Council has blind spot on county driving perk

The headline sounded promising: “County Council lops car credit.” Alas, the reality didn’t deliver.

On Wednesday, the Snohomish County Council voted to reduce a ridiculous stipend for elected officials who drive their own vehicles on county business, rather than to eliminate it entirely. The council cut the stipend, which would have been $587 per month this year, to $264.

New council Chairman Mike Cooper sought to ditch the payments altogether, telling Herald reporter Krista J. Kapralos, “This is one thing we can do that says the council is serious about asking everybody in the county to suffer a little bit to save a few jobs.”

He had that right. Which is why the unanimous vote to only reduce the stipend is forehead-slapping.

To their credit, Cooper and councilman Brian Sullivan intend to follow the example set by prosecuting attorney Janice Ellis and opt out of the stipend. Ellis stopped taking the payment in 2003, when her office was dealing with a budget shortfall.

(Officials can also choose to use a county-owned vehicle, or use their own cars and get reimbursed at the extremely generous federal rate of 58.5 cents a mile.)

Snohomish County faces a $21 million deficit this year. More than 100 county employees have been laid off and the council’s staff will take nine days of unpaid leave this year. If some council members are somehow unconcerned about how the stipend looks to taxpayers, you’d think the specter of their own staff being forced to take unpaid leave would be enough to motivate them to take the cost-cutting action.

(Cooper overstates his case when he said, “If we go to zero (on the vehicle stipend) that would be about 5 percent of our income. We’d feel the same pain that our staff is feeling.” Well, not quite. That 5 percent is on top of your income, and you aren’t taking any days without pay.)
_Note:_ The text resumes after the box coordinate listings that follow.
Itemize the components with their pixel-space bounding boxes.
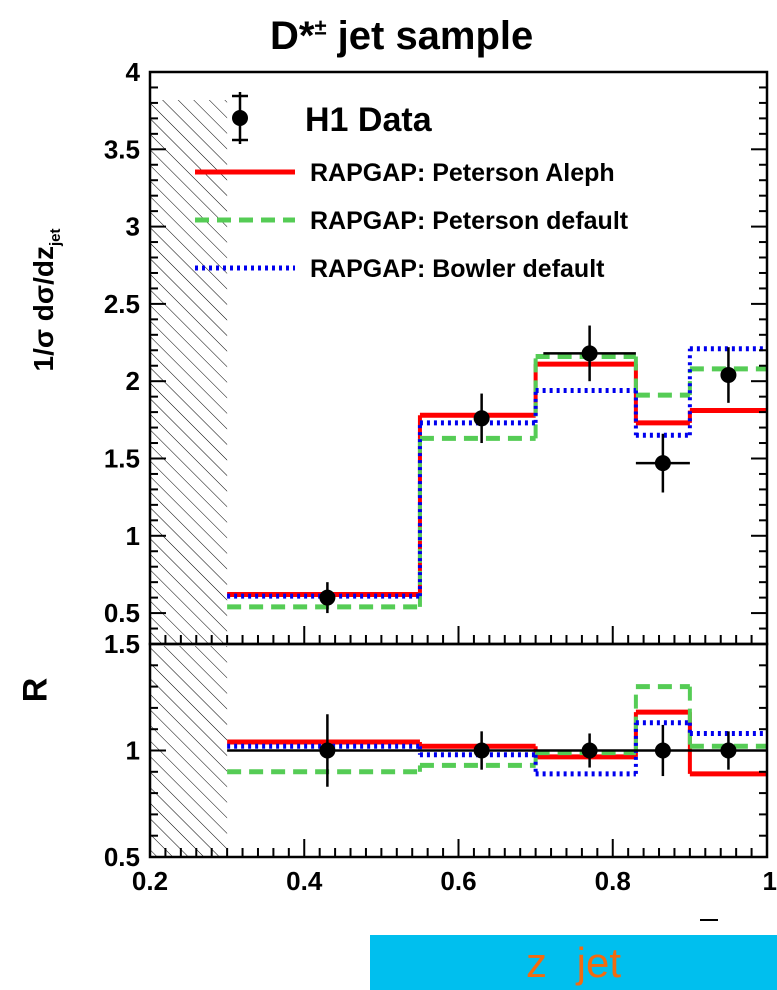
y-axis-label-main: 1/σ dσ/dzjet [28, 228, 64, 372]
ratio-point-4 [720, 742, 737, 759]
x-tick-label: 1 [763, 866, 777, 896]
ratio-ytick-label: 1 [126, 736, 140, 766]
main-ytick-label: 3.5 [104, 134, 140, 164]
main-ytick-label: 3 [126, 212, 140, 242]
y-axis-label-ratio: R [16, 677, 55, 703]
main-ytick-label: 0.5 [104, 598, 140, 628]
ratio-point-2 [581, 742, 598, 759]
legend-label-2: RAPGAP: Peterson default [310, 207, 629, 235]
x-tick-label: 0.6 [440, 866, 476, 896]
main-point-1 [473, 410, 490, 427]
chart-title: D*± jet sample [270, 14, 534, 58]
main-ytick-label: 2.5 [104, 289, 140, 319]
legend-label-1: RAPGAP: Peterson Aleph [310, 159, 615, 187]
main-ytick-label: 2 [126, 366, 140, 396]
main-point-3 [654, 455, 671, 472]
ratio-point-0 [319, 742, 336, 759]
main-point-2 [581, 345, 598, 362]
ratio-point-1 [473, 742, 490, 759]
main-ytick-label: 4 [126, 57, 141, 87]
excluded-region-main [150, 100, 228, 644]
x-axis-label: z jet [525, 939, 622, 986]
main-frame [148, 70, 769, 646]
legend-data-marker [232, 110, 248, 126]
x-tick-label: 0.2 [132, 866, 168, 896]
legend-label-3: RAPGAP: Bowler default [310, 255, 605, 283]
main-ytick-label: 1.5 [104, 443, 140, 473]
main-point-4 [720, 367, 737, 384]
ratio-ytick-label: 0.5 [104, 842, 140, 872]
ratio-ytick-label: 1.5 [104, 629, 140, 659]
x-tick-label: 0.4 [286, 866, 323, 896]
legend-label-0: H1 Data [305, 101, 433, 139]
x-tick-label: 0.8 [595, 866, 631, 896]
main-point-0 [319, 589, 336, 606]
main-ytick-label: 1 [126, 521, 140, 551]
x-axis-label-box: z jet [370, 935, 777, 990]
ratio-point-3 [654, 742, 671, 759]
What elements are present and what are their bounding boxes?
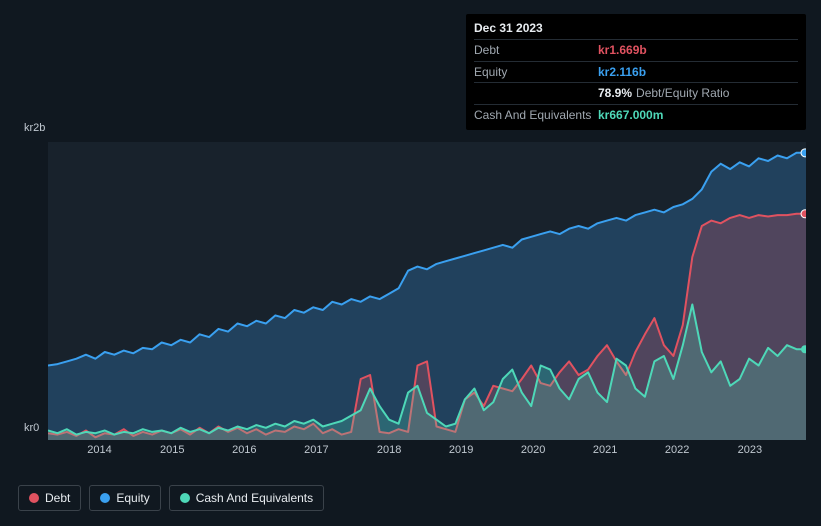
- x-axis-tick: 2014: [87, 444, 111, 456]
- legend-item-equity[interactable]: Equity: [89, 485, 160, 511]
- legend-dot-icon: [29, 493, 39, 503]
- tooltip-row: 78.9%Debt/Equity Ratio: [474, 82, 798, 104]
- legend-dot-icon: [180, 493, 190, 503]
- chart-plot: [48, 142, 806, 440]
- tooltip-row-label: Debt: [474, 42, 598, 59]
- x-axis-labels: 2014 2015 2016 2017 2018 2019 2020 2021 2022 2023: [48, 444, 806, 460]
- y-axis-label-top: kr2b: [24, 122, 45, 134]
- x-axis-tick: 2023: [738, 444, 762, 456]
- tooltip-row-value: kr1.669b: [598, 42, 647, 59]
- tooltip-row-suffix: Debt/Equity Ratio: [636, 85, 729, 102]
- x-axis-tick: 2022: [665, 444, 689, 456]
- tooltip-row-label: Equity: [474, 64, 598, 81]
- chart-legend: Debt Equity Cash And Equivalents: [18, 485, 324, 511]
- tooltip-row-value: 78.9%: [598, 85, 632, 102]
- legend-item-debt[interactable]: Debt: [18, 485, 81, 511]
- series-end-marker: [801, 149, 806, 157]
- x-axis-tick: 2017: [304, 444, 328, 456]
- chart-tooltip: Dec 31 2023 Debtkr1.669bEquitykr2.116b78…: [466, 14, 806, 130]
- series-end-marker: [801, 210, 806, 218]
- legend-item-cash-and-equivalents[interactable]: Cash And Equivalents: [169, 485, 324, 511]
- y-axis-label-bottom: kr0: [24, 422, 39, 434]
- legend-label: Debt: [45, 491, 70, 505]
- x-axis-tick: 2016: [232, 444, 256, 456]
- x-axis-tick: 2021: [593, 444, 617, 456]
- legend-label: Equity: [116, 491, 149, 505]
- tooltip-row: Debtkr1.669b: [474, 39, 798, 61]
- x-axis-tick: 2019: [449, 444, 473, 456]
- legend-dot-icon: [100, 493, 110, 503]
- tooltip-row-label: [474, 85, 598, 102]
- legend-label: Cash And Equivalents: [196, 491, 313, 505]
- x-axis-tick: 2015: [160, 444, 184, 456]
- tooltip-row-value: kr2.116b: [598, 64, 646, 81]
- x-axis-tick: 2020: [521, 444, 545, 456]
- tooltip-row: Equitykr2.116b: [474, 61, 798, 83]
- x-axis-tick: 2018: [377, 444, 401, 456]
- tooltip-date: Dec 31 2023: [474, 18, 798, 39]
- debt-equity-chart: kr2b kr0 2014 2015 2016 2017 2018 2019 2020 202…: [0, 122, 821, 482]
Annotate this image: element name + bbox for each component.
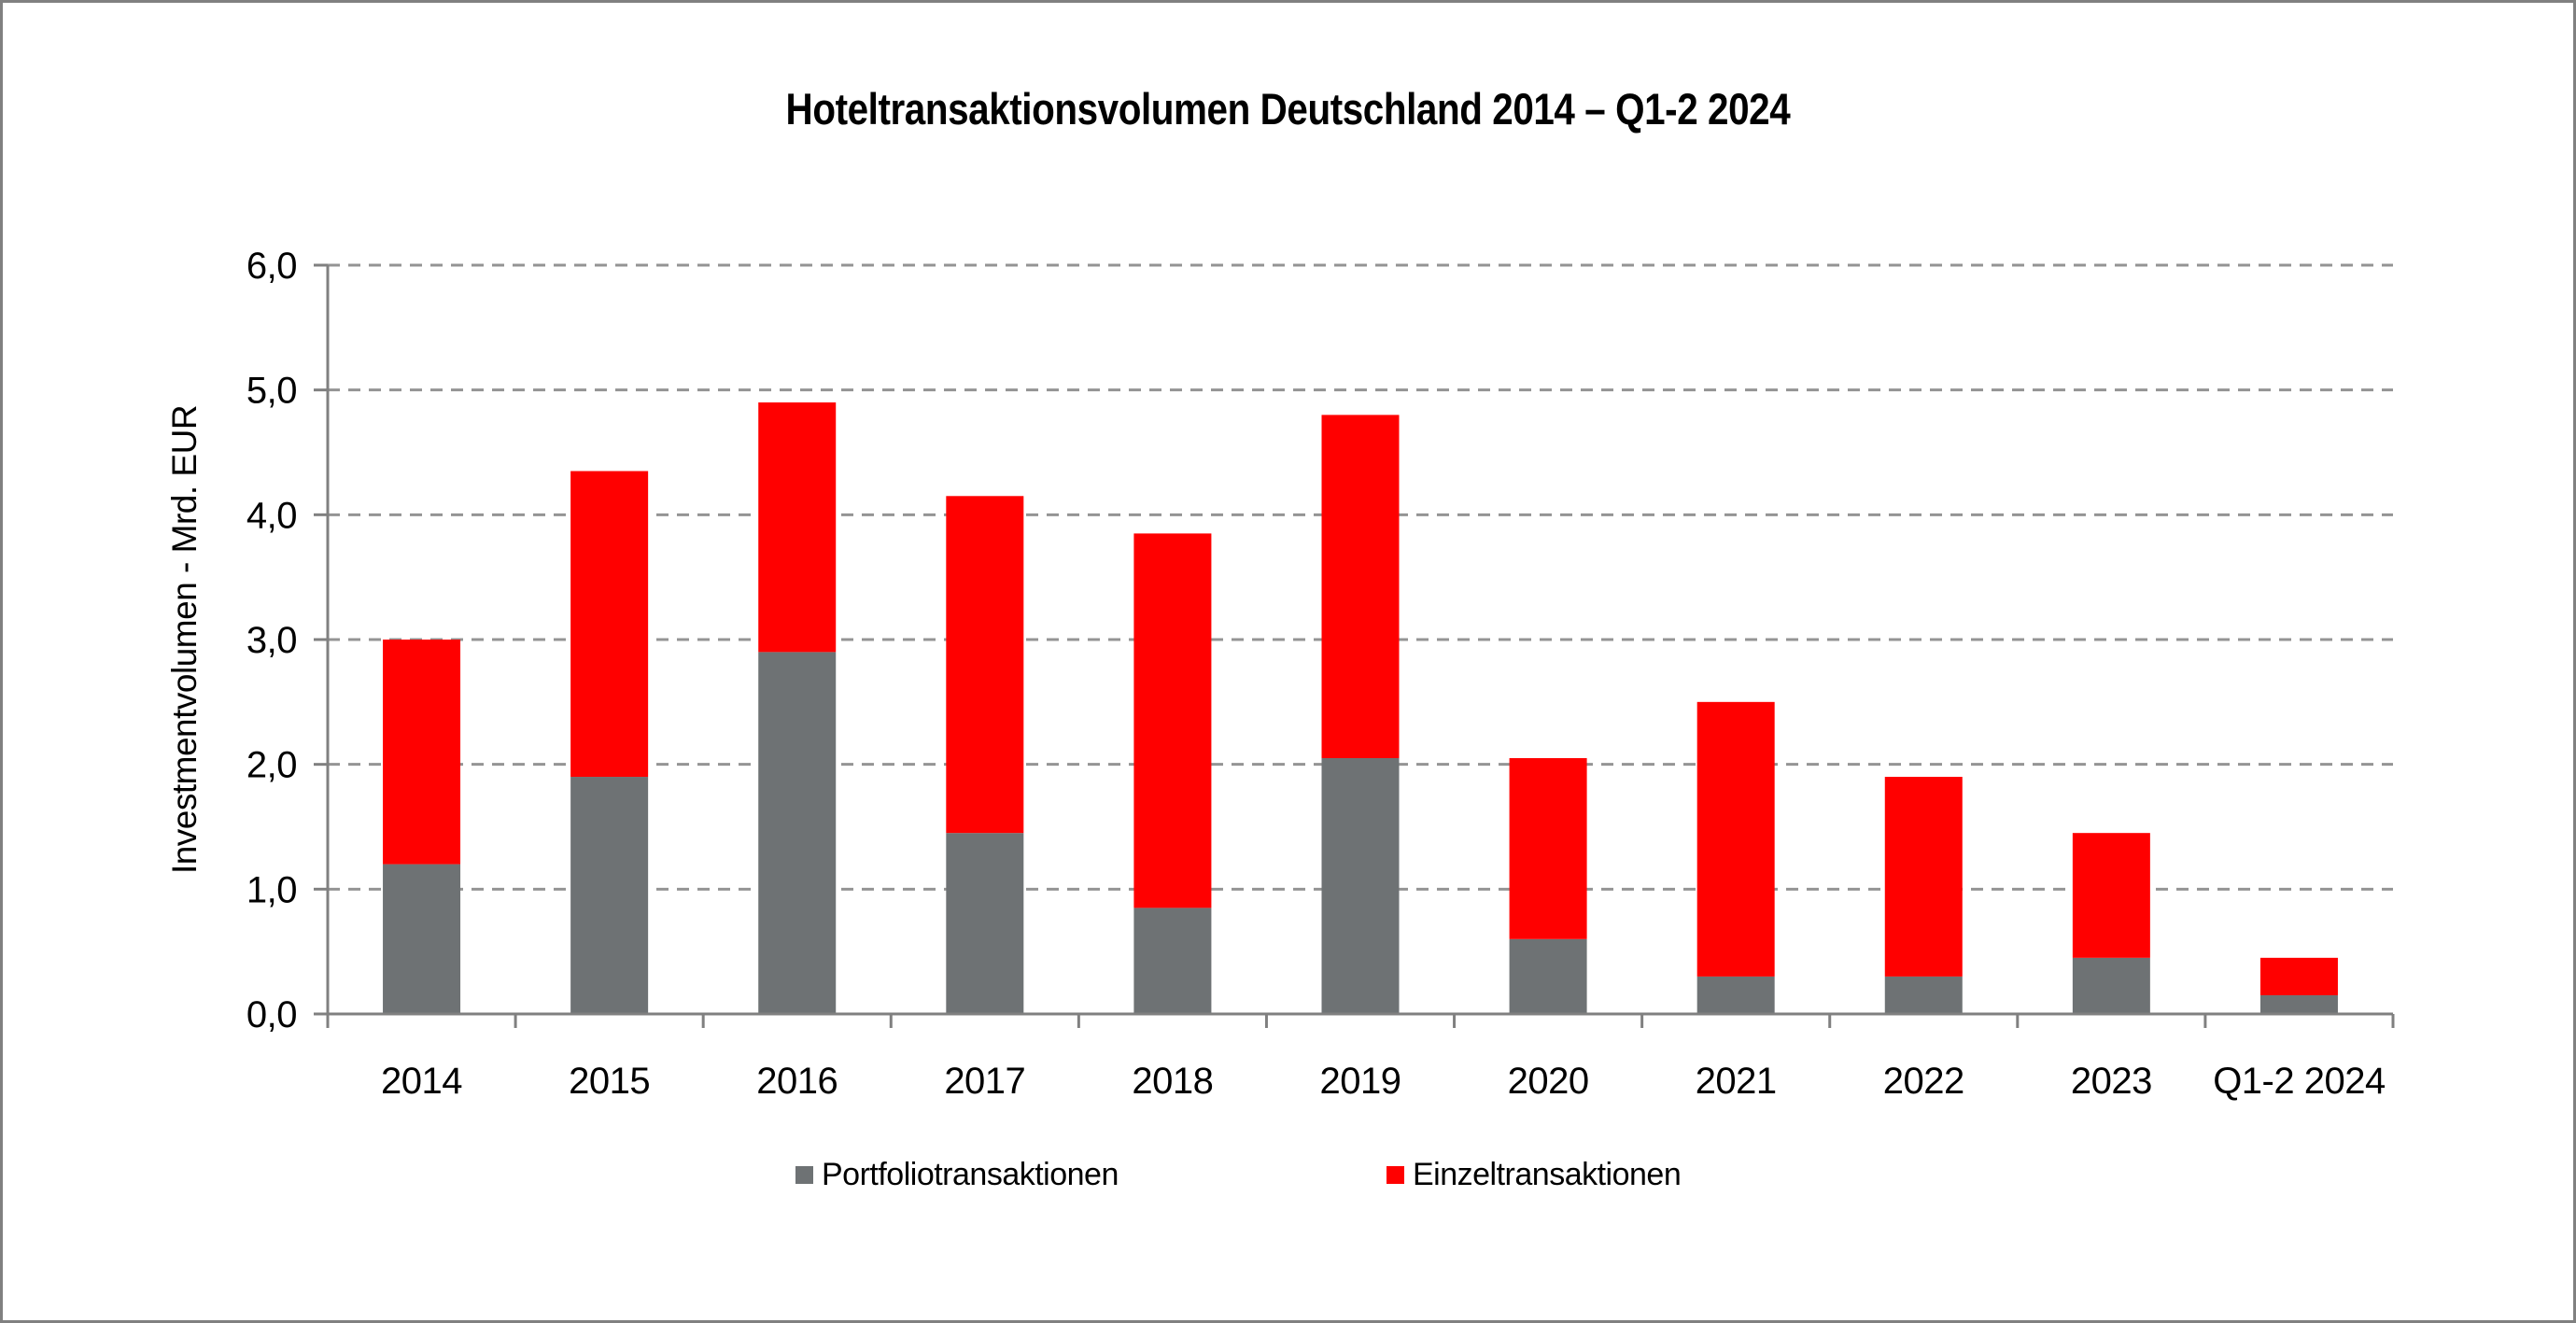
chart-title-text: Hoteltransaktionsvolumen Deutschland 201…: [785, 84, 1791, 134]
bar-portfolio-2019: [1321, 757, 1400, 1014]
x-tick-label: 2014: [381, 1061, 462, 1102]
bar-portfolio-2017: [946, 833, 1024, 1014]
bar-portfolio-q1-2-2024: [2259, 994, 2338, 1014]
x-tick-label: 2023: [2071, 1061, 2152, 1102]
legend-item-einzeltransaktionen: Einzeltransaktionen: [1387, 1157, 1682, 1193]
bar-einzel-2023: [2072, 833, 2150, 958]
einzel-swatch: [1387, 1166, 1404, 1184]
bar-portfolio-2023: [2072, 957, 2150, 1014]
bar-portfolio-2022: [1884, 976, 1963, 1014]
y-tick-label: 1,0: [246, 869, 297, 910]
bar-einzel-2020: [1509, 757, 1587, 939]
bar-portfolio-2021: [1696, 976, 1775, 1014]
bar-einzel-2017: [946, 496, 1024, 834]
bar-portfolio-2015: [570, 777, 649, 1014]
bar-einzel-q1-2-2024: [2259, 957, 2338, 995]
bar-einzel-2018: [1133, 533, 1212, 908]
legend-label-portfolio: Portfoliotransaktionen: [822, 1157, 1119, 1192]
x-tick-label: Q1-2 2024: [2213, 1061, 2386, 1102]
legend-item-portfoliotransaktionen: Portfoliotransaktionen: [795, 1157, 1119, 1193]
x-tick-label: 2022: [1883, 1061, 1964, 1102]
bar-portfolio-2020: [1509, 938, 1587, 1014]
x-tick-label: 2017: [944, 1061, 1025, 1102]
bar-einzel-2016: [758, 402, 837, 653]
x-tick-label: 2018: [1132, 1061, 1213, 1102]
bar-einzel-2014: [383, 640, 461, 865]
x-tick-label: 2019: [1320, 1061, 1401, 1102]
bar-einzel-2019: [1321, 415, 1400, 758]
y-tick-label: 5,0: [246, 371, 297, 412]
y-tick-label: 2,0: [246, 745, 297, 786]
x-tick-label: 2020: [1508, 1061, 1589, 1102]
x-tick-label: 2015: [569, 1061, 650, 1102]
y-tick-label: 4,0: [246, 495, 297, 536]
y-tick-label: 6,0: [246, 246, 297, 287]
x-tick-label: 2016: [756, 1061, 838, 1102]
bar-einzel-2021: [1696, 701, 1775, 977]
bar-einzel-2022: [1884, 777, 1963, 977]
y-tick-label: 0,0: [246, 994, 297, 1035]
legend-label-einzel: Einzeltransaktionen: [1413, 1157, 1682, 1192]
bar-portfolio-2018: [1133, 908, 1212, 1014]
legend: Portfoliotransaktionen Einzeltransaktion…: [3, 1157, 2573, 1198]
y-tick-label: 3,0: [246, 620, 297, 661]
chart-title: Hoteltransaktionsvolumen Deutschland 201…: [3, 83, 2573, 134]
portfolio-swatch: [795, 1166, 813, 1184]
bar-portfolio-2014: [383, 864, 461, 1014]
bar-einzel-2015: [570, 471, 649, 778]
bar-portfolio-2016: [758, 652, 837, 1014]
x-tick-label: 2021: [1696, 1061, 1777, 1102]
plot-area: 0,0 1,0 2,0 3,0 4,0 5,0 6,0 2014 2015 2016 2017 201…: [246, 246, 2395, 1102]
Salaries for county officials range from $94,000 to $140,000. The average worker in Snohomish County makes much less. Regular people would feel like they had won the lottery if they received an extra $587 a month, or $264, regardless of how much they actually drove their car for work. Wow. What a deal.

It’s exactly this kind of “perk” that makes citizens distrustful of government and convinces them that there is always “waste” that can be eliminated. In this case, they couldn’t be more right.